简体   繁体   中英

What is the difference between const char * and literal string?

I'm working on a form which has QT widget, I have to set some value in a QTextEdit field. I had to call a function which is declared like :

 void SDB::setDescription(const char *Description);

and when I call it by this method (i)

const char * desc = saveOptionsDesLineEditBox->text().toStdString().c_str();
SDB::setDescription(desc);

It shows unrecognised symbol in the widget's text box. but by calling by this second method (ii)

SDB::setDescription(saveOptionsDesLineEditBox->text().toStdString().c_str());

works fine.

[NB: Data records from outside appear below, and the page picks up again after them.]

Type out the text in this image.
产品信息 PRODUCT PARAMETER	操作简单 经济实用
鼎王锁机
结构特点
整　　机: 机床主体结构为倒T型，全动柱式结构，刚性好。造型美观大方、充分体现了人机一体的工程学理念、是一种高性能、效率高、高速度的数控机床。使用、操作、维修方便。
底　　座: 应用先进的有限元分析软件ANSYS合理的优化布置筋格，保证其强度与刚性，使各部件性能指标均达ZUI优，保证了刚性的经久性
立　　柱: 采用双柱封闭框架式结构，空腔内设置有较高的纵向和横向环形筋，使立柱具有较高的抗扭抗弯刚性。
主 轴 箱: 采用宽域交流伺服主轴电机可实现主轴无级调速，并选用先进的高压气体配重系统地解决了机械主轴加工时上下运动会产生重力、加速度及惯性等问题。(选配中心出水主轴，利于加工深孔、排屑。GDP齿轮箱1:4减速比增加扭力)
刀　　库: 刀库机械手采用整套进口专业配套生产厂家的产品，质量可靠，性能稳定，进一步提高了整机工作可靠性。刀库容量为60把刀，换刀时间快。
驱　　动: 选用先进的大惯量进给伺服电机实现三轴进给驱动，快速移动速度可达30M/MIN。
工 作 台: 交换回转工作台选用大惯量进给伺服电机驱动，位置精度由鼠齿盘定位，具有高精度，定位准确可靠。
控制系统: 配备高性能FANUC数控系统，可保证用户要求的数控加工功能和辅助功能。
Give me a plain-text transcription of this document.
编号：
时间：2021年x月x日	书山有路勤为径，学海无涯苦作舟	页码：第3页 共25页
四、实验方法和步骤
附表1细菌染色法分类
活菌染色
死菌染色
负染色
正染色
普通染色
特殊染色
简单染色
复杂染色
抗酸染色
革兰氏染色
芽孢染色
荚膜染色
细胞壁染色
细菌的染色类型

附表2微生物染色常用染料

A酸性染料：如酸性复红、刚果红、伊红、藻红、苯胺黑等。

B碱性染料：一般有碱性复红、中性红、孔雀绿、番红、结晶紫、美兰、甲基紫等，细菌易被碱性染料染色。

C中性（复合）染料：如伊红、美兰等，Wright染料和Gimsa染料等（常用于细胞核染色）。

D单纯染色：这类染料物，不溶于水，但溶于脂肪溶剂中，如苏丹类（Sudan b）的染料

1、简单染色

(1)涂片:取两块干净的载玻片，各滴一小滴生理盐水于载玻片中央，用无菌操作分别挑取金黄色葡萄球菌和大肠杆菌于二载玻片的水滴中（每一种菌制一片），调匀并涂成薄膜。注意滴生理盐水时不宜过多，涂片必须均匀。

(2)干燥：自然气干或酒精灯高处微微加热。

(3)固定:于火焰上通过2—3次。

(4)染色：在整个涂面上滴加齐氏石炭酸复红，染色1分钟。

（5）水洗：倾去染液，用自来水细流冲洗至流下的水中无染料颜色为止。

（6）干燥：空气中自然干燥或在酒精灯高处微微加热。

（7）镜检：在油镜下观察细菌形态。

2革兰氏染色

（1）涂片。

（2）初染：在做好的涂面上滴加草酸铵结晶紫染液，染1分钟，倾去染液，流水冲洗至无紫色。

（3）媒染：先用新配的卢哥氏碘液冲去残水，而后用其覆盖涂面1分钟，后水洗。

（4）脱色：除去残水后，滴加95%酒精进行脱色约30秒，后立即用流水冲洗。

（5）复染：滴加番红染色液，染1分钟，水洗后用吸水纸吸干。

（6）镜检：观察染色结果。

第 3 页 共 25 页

Why there is difference between these two methods?

The std::string returned by saveOptionsDesLineEditBox->text().toStdString() is a temporary. It goes out of scope at the end of the line, and is destroyed, along with its contents. Therefore, referring to the contained const char* returned by c_str() through desc in the next line is undefined behaviour.


When you call

 SDB::setDescription(saveOptionsDesLineEditBox->text().toStdString().c_str()); 

all in the same statement, the temporary exists for long enough that setDescription can read and copy the c string safely.

I'd suggest something along the lines of

 std::string desc = saveOptionsDesLineEditBox->text().toStdString(); SDB::setDescription(desc.c_str()); 

Strictly speaking this will incur one copy more than necessary (or a move if you have c++11 ), but who really cares here. Making the code simpler to understand is a good thing in its own right.

(Note, this is a guess, not having seen any of the function signatures, but it is pretty likely a good one.)

I guess .toStdString() returns a std::string, not a . std::string& to some stable object.

If so, it is a temporary, that will be destroyed at the end of the full expression (that is the last ; in the line). Before that you asked a const char* from that temporary, and store it. When it is valid only as long as string lives.

You can fix the situation like this:

const auto& desc = saveOptionsDesLineEditBox->text().toStdString();
SDB::setDescription(desc.c_str());

or just put the whole expression in the setDescription call.